2. **Pick granularity.** Migrations are high-risk → micro-tools. Don't expose `run_migration(env)` — expose `dry_run_migration(env, migration_id)`, `apply_migration(env, migration_id)`, `rollback_migration(env, migration_id)` separately.
3. **Define observation shape.** Each tool returns `status`, `summary`, `next_actions`, `artifacts`. A failed dry-run gets `status: warning`, a one-line summary, `next_actions: ["fix-syntax-error", "rerun-dry-run"]`, and the migration file path as the artifact.
4. **Write the error-recovery contract.** For each error path: root cause hint ("syntax error at line 42"), safe retry instruction ("fix the SQL then call dry_run_migration"), stop condition ("if dry-run fails three times, escalate to operator").
5. **Pick the architecture.** Migration flow is structured and deterministic → function-calling with a hybrid planner for the "pick which migration" step.
6. **Set the benchmark targets.** Completion rate ≥ 95% on a fixed task set. pass@1 ≥ 80%. Retries per task ≤ 1.5. Cost per successful task ≤ $0.10.

The discipline that makes it work: design before code.

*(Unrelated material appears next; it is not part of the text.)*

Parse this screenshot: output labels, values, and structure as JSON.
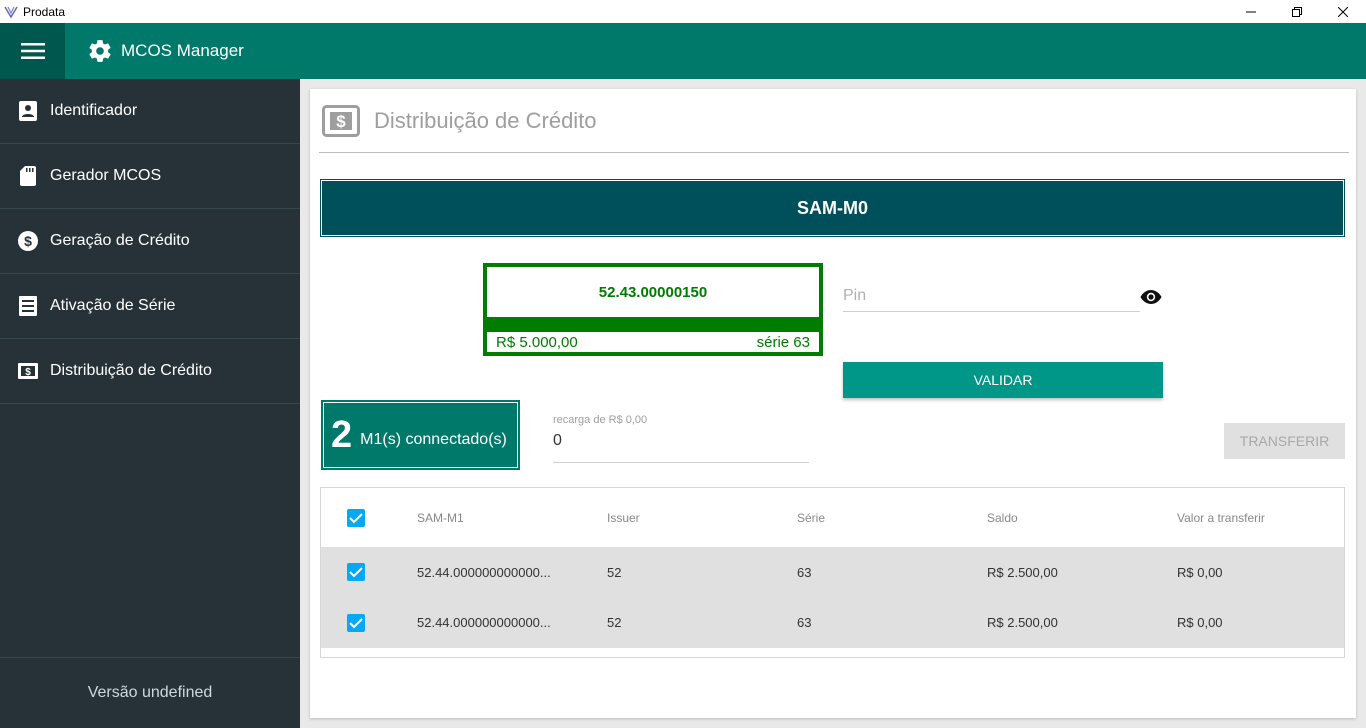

The four-constraint frame is a checklist — going to code without naming the action space, observation shape, and recovery contract leaves the agent in the "trying to find any error message that helps" failure mode the skill is built to prevent.

## Receipts

_TODO — to be filled in from a real session. Once an agent has been built using these constraints, this section will capture: which of the four constraints (action space / observation / recovery / context) drove the most design decisions, whether the four-field observation shape actually surfaced enough next-action signal for the agent to converge, the measured completion rate / retries / cost-per-success on a fixed task set after the design was applied, and which anti-pattern showed up most often in the pre-skill version of the harness._

## Source and attribution

From [Affaan M's everything-claude-code](https://github.com/affaan-m/everything-claude-code/tree/main/skills/agent-harness-construction) — an MIT-licensed skill collection covering harness construction, agent ops, video, payments, and platform-specific patterns.

License: MIT.

Quoting the core model verbatim: *"Agent output quality is constrained by: 1. Action space quality. 2. Observation quality. 3. Recovery quality. 4. Context budget quality."* The four-item frame is the wedge — most agent-design conversations focus on prompts, but the prompt is rate-limited by these four upstream constraints.